The "Andalusian cadence" I-bVII-bVI-V is commonly heard as a repeated figure in Flamenco music as well as many pop songs, e.g. "Hit the Road, Jack":
In trying to think about how this cadence is typically perceived by the listener, classical music theory seems to give (at least?) two possibilities:
It is a perfect cadence: the V-chord at the end is heard to continually resolve into the tonic I at each repetition.
It is a half cadence: the I-chord at the beginning is heard to continually tense into the V-chord at the end, which then hangs there unresolved.
Generally I've been impressed by how much of pop music harmony can be understood by thinking in terms of perfect cadences (a V-I which ends a phrase or section) and half cadences (a phrase or section which ends in an unresolved V, often followed by a new phrase beginning on I). But in this case, I'm not sure I have a strong intuition about which kind of cadence this would be: or perhaps it is "ambiguous", or classical theory doesn't neatly apply here?

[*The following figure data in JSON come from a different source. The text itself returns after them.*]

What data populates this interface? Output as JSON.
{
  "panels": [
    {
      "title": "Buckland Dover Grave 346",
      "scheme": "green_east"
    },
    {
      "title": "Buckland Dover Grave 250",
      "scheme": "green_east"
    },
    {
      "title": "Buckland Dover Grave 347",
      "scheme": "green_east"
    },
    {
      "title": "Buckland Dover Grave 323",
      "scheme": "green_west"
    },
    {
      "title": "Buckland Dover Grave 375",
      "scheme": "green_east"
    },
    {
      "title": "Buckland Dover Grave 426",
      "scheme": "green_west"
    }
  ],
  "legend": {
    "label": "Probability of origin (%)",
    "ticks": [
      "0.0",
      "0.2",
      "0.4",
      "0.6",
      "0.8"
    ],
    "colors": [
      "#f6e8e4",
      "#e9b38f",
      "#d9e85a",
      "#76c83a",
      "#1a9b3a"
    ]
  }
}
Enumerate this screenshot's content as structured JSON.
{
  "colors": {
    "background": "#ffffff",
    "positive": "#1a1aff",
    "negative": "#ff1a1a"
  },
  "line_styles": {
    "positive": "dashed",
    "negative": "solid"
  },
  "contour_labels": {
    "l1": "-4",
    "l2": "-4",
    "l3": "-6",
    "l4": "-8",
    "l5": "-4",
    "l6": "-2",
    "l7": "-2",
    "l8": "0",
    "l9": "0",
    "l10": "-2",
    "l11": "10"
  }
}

(I am aware that this is asserted to be a perfect cadence in the wikipedia article: http://en.wikipedia.org/wiki/Andalusian_cadence But their argument that "[t]he Andalusian is an authentic cadence, because a dominant chord ("V") comes just before the tonic", is completely unconvincing: if a half cadence is followed by a phrase beginning in the tonic, we will also have a dominant followed immediately by a tonic. It seems to me that the relevant distinction is how the harmony interacts with sectional boundaries in the music, i.e. if the phrase or section ends with V-I, or if the V-chord comes as the last element of the phrase.)